Writing isn’t brain surgery, but it’s rare when someone adept at the latter is also so accomplished at the former. Searching for meaning and purpose in his life, Kalanithi pursued a doctorate in literature and had felt certain that he wouldn’t enter the field of medicine, in which his father and other members of his family excelled. “But I couldn’t let go of the question,” he writes, after realizing that his goals “didn’t quite fit in an English department.” “Where did biology, morality, literature and philosophy intersect?” So he decided to set aside his doctoral dissertation and belatedly prepare for medical school, which “would allow me a chance to find answers that are not in books, to find a different sort of sublime, to forge relationships with the suffering, and to keep following the question of what makes human life meaningful, even in the face of death and decay.” The author’s empathy undoubtedly made him an exceptional doctor, and the precision of his prose—as well as the moral purpose underscoring it—suggests that he could have written a good book on any subject he chose.
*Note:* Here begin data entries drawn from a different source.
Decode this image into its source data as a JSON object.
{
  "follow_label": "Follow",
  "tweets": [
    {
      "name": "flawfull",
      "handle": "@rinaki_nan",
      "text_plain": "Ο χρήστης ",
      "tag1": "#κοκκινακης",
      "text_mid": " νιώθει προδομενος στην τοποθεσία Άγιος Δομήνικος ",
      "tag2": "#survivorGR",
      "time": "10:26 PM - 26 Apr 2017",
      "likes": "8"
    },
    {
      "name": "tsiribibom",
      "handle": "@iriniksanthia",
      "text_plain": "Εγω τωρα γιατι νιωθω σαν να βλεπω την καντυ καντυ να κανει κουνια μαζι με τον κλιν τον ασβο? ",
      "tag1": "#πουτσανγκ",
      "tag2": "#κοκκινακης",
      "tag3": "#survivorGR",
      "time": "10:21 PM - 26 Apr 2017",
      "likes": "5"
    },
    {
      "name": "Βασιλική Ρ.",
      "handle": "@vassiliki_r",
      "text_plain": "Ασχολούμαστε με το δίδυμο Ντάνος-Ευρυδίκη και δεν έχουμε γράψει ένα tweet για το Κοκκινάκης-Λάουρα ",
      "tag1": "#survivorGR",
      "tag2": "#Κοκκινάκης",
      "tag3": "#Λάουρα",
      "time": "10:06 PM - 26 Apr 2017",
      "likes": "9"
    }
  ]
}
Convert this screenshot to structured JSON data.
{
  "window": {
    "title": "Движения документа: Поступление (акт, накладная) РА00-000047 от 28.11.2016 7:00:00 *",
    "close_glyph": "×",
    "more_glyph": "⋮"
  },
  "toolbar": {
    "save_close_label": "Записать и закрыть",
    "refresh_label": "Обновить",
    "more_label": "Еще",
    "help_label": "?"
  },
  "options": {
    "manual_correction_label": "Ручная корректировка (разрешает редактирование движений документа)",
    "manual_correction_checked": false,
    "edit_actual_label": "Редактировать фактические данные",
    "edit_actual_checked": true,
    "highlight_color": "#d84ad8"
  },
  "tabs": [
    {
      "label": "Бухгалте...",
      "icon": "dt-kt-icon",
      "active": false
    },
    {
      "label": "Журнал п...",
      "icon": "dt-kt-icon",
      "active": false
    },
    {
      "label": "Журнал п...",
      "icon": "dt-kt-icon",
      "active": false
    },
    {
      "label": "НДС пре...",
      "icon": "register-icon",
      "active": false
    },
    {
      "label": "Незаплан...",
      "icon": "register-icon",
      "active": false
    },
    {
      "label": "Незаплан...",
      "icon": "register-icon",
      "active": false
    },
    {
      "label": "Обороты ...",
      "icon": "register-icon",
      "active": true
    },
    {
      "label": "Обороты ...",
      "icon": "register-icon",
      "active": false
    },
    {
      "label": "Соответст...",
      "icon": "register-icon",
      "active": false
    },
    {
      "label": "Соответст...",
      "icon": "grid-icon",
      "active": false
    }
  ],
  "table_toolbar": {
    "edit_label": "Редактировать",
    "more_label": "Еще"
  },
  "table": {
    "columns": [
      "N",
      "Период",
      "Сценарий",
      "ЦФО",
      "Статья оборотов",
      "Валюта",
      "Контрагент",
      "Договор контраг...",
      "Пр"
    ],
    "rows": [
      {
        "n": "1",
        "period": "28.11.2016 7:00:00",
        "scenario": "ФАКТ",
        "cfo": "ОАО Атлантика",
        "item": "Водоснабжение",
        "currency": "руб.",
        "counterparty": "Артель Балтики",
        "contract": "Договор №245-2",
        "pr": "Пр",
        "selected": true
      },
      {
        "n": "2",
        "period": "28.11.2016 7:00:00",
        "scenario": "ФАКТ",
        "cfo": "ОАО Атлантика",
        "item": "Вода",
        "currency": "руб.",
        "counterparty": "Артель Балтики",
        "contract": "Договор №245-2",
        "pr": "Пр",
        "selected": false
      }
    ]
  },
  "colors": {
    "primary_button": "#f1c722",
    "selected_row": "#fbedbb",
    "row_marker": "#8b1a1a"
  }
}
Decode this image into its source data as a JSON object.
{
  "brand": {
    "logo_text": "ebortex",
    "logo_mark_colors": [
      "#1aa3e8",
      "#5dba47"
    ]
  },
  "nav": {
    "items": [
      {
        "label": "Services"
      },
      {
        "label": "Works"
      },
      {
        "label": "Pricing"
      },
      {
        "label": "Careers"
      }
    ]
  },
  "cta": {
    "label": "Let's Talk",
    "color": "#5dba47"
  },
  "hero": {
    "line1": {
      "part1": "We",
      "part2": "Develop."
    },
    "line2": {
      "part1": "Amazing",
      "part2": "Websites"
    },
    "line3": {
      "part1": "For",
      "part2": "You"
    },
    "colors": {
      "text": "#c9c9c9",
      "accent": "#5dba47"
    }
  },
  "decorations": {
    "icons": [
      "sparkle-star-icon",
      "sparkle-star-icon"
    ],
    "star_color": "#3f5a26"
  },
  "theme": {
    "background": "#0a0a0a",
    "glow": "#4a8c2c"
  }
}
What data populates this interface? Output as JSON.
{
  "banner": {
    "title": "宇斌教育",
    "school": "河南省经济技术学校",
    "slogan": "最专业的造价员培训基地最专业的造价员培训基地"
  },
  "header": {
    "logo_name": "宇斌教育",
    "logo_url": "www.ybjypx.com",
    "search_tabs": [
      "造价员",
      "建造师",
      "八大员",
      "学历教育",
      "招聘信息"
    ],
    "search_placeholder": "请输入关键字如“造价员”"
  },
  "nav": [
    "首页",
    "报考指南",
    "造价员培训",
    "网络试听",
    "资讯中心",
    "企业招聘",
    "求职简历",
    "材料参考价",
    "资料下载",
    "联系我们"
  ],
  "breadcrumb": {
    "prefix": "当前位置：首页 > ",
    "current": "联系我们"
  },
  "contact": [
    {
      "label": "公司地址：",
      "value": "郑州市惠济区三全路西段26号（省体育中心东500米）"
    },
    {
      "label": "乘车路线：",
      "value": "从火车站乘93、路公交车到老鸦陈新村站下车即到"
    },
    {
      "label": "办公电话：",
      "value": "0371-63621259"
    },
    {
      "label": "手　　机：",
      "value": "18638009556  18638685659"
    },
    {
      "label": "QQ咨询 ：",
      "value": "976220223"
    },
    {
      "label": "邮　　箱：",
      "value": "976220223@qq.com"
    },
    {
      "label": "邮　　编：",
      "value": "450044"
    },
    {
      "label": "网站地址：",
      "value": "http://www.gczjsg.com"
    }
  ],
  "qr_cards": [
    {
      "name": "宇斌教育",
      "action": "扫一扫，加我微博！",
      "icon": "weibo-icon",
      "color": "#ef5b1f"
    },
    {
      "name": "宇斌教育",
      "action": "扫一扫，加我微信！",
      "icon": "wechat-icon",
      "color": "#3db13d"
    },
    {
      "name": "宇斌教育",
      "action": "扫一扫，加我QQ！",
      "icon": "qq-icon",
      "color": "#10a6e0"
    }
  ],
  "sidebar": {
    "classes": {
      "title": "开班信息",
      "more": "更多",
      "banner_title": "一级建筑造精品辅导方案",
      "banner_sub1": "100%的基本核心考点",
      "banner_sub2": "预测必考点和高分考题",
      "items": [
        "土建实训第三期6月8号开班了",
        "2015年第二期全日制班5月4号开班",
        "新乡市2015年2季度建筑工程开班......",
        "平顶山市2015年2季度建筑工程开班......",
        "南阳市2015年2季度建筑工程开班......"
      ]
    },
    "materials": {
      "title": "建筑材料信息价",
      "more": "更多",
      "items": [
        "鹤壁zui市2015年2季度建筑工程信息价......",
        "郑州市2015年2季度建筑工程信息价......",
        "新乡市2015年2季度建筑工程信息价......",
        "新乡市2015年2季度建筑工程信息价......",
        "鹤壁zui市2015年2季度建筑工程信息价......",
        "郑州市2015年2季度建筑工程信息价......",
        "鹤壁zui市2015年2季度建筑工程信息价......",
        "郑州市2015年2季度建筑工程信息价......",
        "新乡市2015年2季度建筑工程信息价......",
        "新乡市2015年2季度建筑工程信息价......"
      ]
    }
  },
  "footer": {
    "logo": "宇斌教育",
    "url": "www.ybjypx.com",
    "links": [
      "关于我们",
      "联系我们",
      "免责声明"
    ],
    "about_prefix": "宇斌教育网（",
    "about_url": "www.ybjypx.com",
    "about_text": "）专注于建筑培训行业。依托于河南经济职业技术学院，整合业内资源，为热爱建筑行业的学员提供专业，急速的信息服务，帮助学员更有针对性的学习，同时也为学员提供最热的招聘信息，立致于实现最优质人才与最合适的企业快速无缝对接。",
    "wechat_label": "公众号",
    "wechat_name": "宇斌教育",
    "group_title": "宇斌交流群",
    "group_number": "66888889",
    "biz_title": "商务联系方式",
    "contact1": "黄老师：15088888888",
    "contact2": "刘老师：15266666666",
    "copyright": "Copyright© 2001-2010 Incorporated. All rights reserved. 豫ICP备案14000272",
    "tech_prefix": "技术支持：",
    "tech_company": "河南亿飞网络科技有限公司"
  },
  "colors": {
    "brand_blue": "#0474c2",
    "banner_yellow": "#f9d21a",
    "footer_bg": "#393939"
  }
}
Part of what makes this book so essential is the fact that it was written under a death sentence following the diagnosis that upended his life, just as he was preparing to end his residency and attract offers at the top of his profession. Kalanithi learned he might have 10 years to live or perhaps five. Should he return to neurosurgery (he could and did), or should he write (he also did)? Should he and his wife have a baby? They did, eight months before he died, which was less than two years after the original diagnosis. “The fact of death is unsettling,” he understates. “Yet there is no other way to live.”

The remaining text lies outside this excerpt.